A designer Kelly Streb, que é social media e assessora de imprensa da ONG Doutorzinhos, disse que o voluntariado entrou na sua vida como uma “grata surpresa” há oito anos. Para a “Dra. KéCafuné”, as visitas são como um compromisso de troca, amor, e escuta.
“Um dia, eu cheguei e cantei para uma pessoa que estava na UTI. Ela não tinha acompanhante, não tinha nada. E, a pessoa veio a falecer, enquanto eu cantava”, relembrou. Esse episódio, que parece ter sido feito sob medida para o poema de Artur da Távola, revelou as marcas de um trabalho sensível e transformador.

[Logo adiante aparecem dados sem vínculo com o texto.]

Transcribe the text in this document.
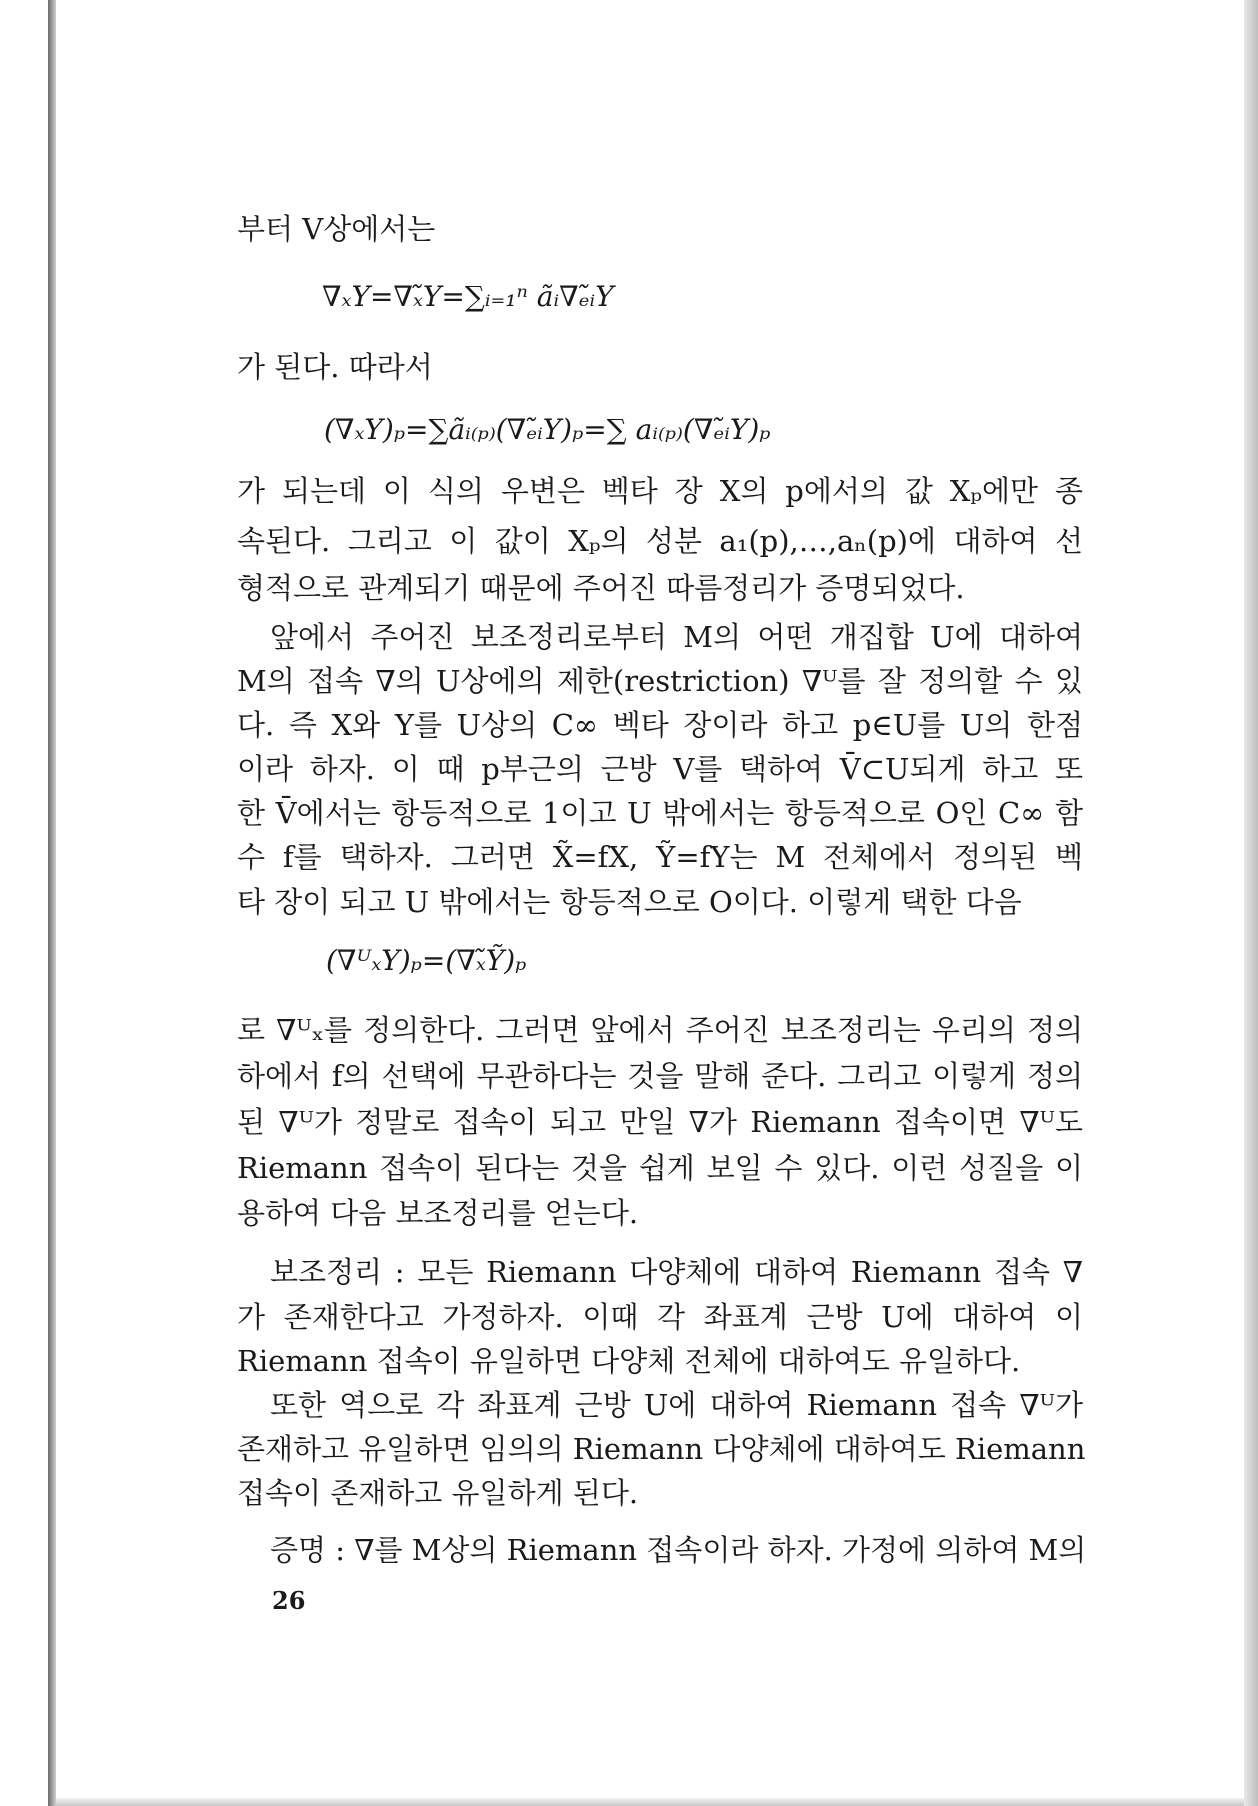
부터 V상에서는
∇ₓY=∇ₓ̃Y=∑ᵢ₌₁ⁿ ãᵢ∇ₑ̃ᵢY
가 된다. 따라서
(∇ₓY)ₚ=∑ãᵢ₍ₚ₎(∇ₑ̃ᵢY)ₚ=∑ aᵢ₍ₚ₎(∇ₑ̃ᵢY)ₚ
가 되는데 이 식의 우변은 벡타 장 X의 p에서의 값 Xₚ에만 종
속된다. 그리고 이 값이 Xₚ의 성분 a₁(p),…,aₙ(p)에 대하여 선
형적으로 관계되기 때문에 주어진 따름정리가 증명되었다.
앞에서 주어진 보조정리로부터 M의 어떤 개집합 U에 대하여
M의 접속 ∇의 U상에의 제한(restriction) ∇ᵁ를 잘 정의할 수 있
다. 즉 X와 Y를 U상의 C∞ 벡타 장이라 하고 p∈U를 U의 한점
이라 하자. 이 때 p부근의 근방 V를 택하여 V̄⊂U되게 하고 또
한 V̄에서는 항등적으로 1이고 U 밖에서는 항등적으로 O인 C∞ 함
수 f를 택하자. 그러면 X̃=fX, Ỹ=fY는 M 전체에서 정의된 벡
타 장이 되고 U 밖에서는 항등적으로 O이다. 이렇게 택한 다음
(∇ᵁₓY)ₚ=(∇ₓ̃Ỹ)ₚ
로 ∇ᵁₓ를 정의한다. 그러면 앞에서 주어진 보조정리는 우리의 정의
하에서 f의 선택에 무관하다는 것을 말해 준다. 그리고 이렇게 정의
된 ∇ᵁ가 정말로 접속이 되고 만일 ∇가 Riemann 접속이면 ∇ᵁ도
Riemann 접속이 된다는 것을 쉽게 보일 수 있다. 이런 성질을 이
용하여 다음 보조정리를 얻는다.
보조정리 : 모든 Riemann 다양체에 대하여 Riemann 접속 ∇
가 존재한다고 가정하자. 이때 각 좌표계 근방 U에 대하여 이
Riemann 접속이 유일하면 다양체 전체에 대하여도 유일하다.
또한 역으로 각 좌표계 근방 U에 대하여 Riemann 접속 ∇ᵁ가
존재하고 유일하면 임의의 Riemann 다양체에 대하여도 Riemann
접속이 존재하고 유일하게 된다.
증명 : ∇를 M상의 Riemann 접속이라 하자. 가정에 의하여 M의
26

“Quando penso o que é ser Doutorzinho, não tenho dúvidas. A gente é uma fábrica de produzir sentimentos. Seja ele qual for”, completa Kelly.
Ajude a ONG Doutorzinhos
Pela primeira vez em uma década, a trajetória da Doutorzinhos precisou desacelerar. Neste ano, como consequência das enchentes que atingiram o Rio Grande do Sul em 2024, a ONG perdeu seus dois principais patrocinadores. Uma lacuna que provocou impactos significativos dentro e fora dos hospitais.
No início de 2025, o grupo realizava cerca de 35 visitas por semana. Em junho, o número já havia caído para 25. Até o ano passado, o projeto contava com pelo menos dez colaboradores diretos e indiretos, responsáveis pela direção, coordenação, captação de recursos e assessoria de imprensa. Hoje, a Doutorzinhos já não é mais o emprego desses profissionais. Para alguns, é voluntariado. E, para outros, tornou-se uma página virada de uma história inacabada.
As seleções de novos voluntários também foram interrompidas. “A gente geralmente tem duas seleções por ano. Uma no primeiro semestre e outra no segundo. Como estamos sem patrocínio, ainda não fizemos nenhuma em 2025”, explica Kelly.
O motivo disso é simples. Antes de ir a campo, os voluntários precisam participar de um treinamento rigoroso, que inclui capacitações com atores, palhaços, psicólogos e infectologistas. Afinal, na Doutorzinhos, a palhaçaria vai além do nariz vermelho, das roupas coloridas e de piadas engraçadas.
Para continuar cumprindo o seu propósito, a organização precisa de ajuda. Empresas podem apoiar ou patrocinar o projeto por meio da Lei de Incentivo à Cultura ou por doação direta, sem benefício fiscal. Já pessoas físicas podem doar por meio da plataforma APOIA.se.